Wednesday, April 1, 2015

Family Life

Family Life, the latest by Indian-American writer Akhil Sharma, chronicles one boy’s youth, from bright and vivid days in Delhi to rough, confusing years in the American school system. Perhaps the book’s strongest moments are those when Ajay, eight years old when he moves from Delhi to Queens, discovers for the first time grocery stores, elevators, post offices, highways, American-style. Sharma captures well the movie-star glamour of America through the eyes of young Delhi boys, and the reader shares Ajay’s heartbreak at discovering the cruelty of American schools and the silent sterility of even Queens’ streets.

The book took just a few days to read, but the story lingers. Sharma’s images – gritty, graphic, honest – stick in the reader’s mind long after the book’s close. Don’t be misled – though Sharma writes from the perspective of an Indian American, this is no work of Jhumpa Lahiri, with her winding stories, thick with detail and conversation, of the lives of Indian nationals. Sharma’s style is more spare, and more real.

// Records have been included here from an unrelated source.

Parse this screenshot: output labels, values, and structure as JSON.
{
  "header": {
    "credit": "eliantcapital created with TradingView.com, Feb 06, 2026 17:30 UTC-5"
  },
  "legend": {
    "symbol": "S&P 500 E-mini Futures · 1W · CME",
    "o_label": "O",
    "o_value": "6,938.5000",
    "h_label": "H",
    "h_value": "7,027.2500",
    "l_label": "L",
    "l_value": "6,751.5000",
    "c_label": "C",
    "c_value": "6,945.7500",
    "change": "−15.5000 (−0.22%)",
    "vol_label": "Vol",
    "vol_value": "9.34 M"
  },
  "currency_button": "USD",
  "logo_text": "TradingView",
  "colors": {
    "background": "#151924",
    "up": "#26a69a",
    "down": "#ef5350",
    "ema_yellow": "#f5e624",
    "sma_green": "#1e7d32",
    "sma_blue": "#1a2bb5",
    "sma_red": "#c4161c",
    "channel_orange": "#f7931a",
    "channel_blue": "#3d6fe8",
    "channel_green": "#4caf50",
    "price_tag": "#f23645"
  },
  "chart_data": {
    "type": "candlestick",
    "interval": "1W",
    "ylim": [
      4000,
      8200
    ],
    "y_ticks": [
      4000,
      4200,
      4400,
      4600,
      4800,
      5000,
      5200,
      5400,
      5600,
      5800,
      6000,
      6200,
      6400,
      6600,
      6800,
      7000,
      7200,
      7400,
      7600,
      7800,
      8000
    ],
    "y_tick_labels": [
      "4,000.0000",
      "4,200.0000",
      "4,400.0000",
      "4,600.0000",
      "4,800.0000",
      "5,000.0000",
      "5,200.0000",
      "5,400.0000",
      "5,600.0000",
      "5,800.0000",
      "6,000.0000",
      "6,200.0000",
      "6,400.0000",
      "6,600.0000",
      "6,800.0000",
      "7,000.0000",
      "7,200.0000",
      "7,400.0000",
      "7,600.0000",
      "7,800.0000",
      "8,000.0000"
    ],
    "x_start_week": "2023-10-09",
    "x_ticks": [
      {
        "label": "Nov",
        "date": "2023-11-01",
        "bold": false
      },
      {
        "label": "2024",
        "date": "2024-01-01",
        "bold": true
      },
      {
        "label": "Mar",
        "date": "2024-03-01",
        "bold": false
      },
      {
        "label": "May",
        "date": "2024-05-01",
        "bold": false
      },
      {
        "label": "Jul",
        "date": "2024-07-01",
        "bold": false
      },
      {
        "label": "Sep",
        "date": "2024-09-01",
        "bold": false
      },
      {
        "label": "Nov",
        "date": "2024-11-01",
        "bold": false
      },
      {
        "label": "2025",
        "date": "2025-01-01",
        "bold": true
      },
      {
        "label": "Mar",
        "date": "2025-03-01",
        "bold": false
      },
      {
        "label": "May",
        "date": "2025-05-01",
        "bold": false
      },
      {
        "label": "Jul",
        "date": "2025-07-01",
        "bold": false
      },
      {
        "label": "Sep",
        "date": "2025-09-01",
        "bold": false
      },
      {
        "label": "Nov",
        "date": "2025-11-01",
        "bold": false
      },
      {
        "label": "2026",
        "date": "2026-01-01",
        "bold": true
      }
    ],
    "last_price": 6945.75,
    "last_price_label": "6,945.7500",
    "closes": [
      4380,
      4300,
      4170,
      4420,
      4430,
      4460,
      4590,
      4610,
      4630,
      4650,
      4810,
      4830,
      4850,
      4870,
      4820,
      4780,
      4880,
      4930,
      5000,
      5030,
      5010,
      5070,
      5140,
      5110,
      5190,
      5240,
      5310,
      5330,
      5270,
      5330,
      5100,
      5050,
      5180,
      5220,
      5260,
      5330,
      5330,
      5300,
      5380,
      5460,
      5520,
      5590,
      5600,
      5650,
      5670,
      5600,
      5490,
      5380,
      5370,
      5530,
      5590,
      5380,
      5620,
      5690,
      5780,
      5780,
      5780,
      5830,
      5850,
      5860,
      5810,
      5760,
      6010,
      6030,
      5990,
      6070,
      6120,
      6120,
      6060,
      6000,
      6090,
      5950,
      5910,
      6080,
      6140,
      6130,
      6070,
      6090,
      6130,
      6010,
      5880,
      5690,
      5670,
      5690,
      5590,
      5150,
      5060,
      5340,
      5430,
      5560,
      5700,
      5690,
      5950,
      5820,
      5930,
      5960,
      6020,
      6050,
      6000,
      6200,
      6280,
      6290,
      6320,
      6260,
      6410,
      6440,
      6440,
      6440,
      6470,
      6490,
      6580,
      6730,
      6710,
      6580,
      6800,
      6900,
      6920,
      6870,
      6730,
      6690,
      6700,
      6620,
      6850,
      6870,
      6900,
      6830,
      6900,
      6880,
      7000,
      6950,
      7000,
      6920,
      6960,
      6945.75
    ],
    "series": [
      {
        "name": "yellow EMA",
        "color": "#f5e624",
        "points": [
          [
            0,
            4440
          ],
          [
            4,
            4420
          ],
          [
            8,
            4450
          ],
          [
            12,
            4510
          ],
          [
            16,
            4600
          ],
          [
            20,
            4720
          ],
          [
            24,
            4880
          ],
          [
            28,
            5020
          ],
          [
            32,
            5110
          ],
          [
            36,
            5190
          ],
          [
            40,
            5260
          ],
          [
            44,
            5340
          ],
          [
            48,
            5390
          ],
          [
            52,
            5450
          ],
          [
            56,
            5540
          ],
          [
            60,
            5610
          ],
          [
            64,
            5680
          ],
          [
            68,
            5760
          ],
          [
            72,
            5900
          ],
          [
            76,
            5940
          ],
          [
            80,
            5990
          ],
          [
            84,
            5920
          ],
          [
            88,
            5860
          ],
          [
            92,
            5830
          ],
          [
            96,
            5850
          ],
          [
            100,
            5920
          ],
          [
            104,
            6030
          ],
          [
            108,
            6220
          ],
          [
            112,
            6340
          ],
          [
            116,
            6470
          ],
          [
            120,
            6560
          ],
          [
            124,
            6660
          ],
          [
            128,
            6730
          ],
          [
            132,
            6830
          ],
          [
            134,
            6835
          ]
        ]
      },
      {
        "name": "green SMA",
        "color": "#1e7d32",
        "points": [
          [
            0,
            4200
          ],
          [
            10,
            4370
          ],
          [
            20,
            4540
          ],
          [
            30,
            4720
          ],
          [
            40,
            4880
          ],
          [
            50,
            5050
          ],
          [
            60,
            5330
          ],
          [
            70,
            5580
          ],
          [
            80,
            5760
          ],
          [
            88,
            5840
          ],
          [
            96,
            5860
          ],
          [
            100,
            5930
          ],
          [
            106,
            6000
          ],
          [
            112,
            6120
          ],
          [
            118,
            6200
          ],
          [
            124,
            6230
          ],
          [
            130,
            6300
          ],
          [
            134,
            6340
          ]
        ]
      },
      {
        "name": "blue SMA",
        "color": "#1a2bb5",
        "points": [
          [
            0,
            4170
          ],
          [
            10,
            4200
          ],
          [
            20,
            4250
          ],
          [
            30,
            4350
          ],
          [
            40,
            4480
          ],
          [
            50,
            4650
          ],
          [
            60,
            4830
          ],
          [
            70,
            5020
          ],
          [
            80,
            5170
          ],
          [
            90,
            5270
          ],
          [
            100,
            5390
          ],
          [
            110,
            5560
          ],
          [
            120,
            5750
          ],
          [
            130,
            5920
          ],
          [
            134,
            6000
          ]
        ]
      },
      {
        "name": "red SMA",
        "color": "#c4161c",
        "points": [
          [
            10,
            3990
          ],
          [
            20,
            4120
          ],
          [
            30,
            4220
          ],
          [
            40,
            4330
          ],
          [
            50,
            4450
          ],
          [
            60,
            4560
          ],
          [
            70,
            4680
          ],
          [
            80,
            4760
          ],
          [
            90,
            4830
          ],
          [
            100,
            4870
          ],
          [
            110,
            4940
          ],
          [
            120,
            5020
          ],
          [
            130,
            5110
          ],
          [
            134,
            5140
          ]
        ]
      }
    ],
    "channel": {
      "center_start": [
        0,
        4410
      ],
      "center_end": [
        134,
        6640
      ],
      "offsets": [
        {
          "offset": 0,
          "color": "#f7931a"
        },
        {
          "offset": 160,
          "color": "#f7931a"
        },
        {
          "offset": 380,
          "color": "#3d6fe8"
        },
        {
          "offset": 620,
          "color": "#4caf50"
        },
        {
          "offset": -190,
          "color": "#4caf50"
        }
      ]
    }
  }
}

The book struck a chord; I’ve been to India, and upon return I noticed what Ajay noticed: our country’s empty streets, the orderly lines of cars on the highway, the endless boxes of cereal and soap in the grocery store. I know how it feels to marvel at our country’s wealth, but what I admire most about Sharma’s prose is the way it captures the life of India, the vigor and color and joy that infuses each day. In comparison, Family Life makes clear, the United States seems almost inert – hyper-clean, devoid somehow of the pumping energy that saturates India.
Through Ajay’s eyes, we witness a tragedy; the rest of the book chronicles the years to follow. The descriptions of nursing homes, hospital beds, and helpless patients made me weep, for these sections are told with brutal humanity. No detail is spared, least of all details concerning bodily functions.
Perhaps the weakest sections of the book come at the end; I read the last line, then looked for more. There is no clean ending, no bow tie to wrap things up, no moral lesson imposed. The narrator achieves monetary success, but there is no ultimate triumph. I left the book feeling empty, wanting more…but perhaps that was Sharma’s intention: to bring us from India to the United States, and then leave us to our devices, material or otherwise.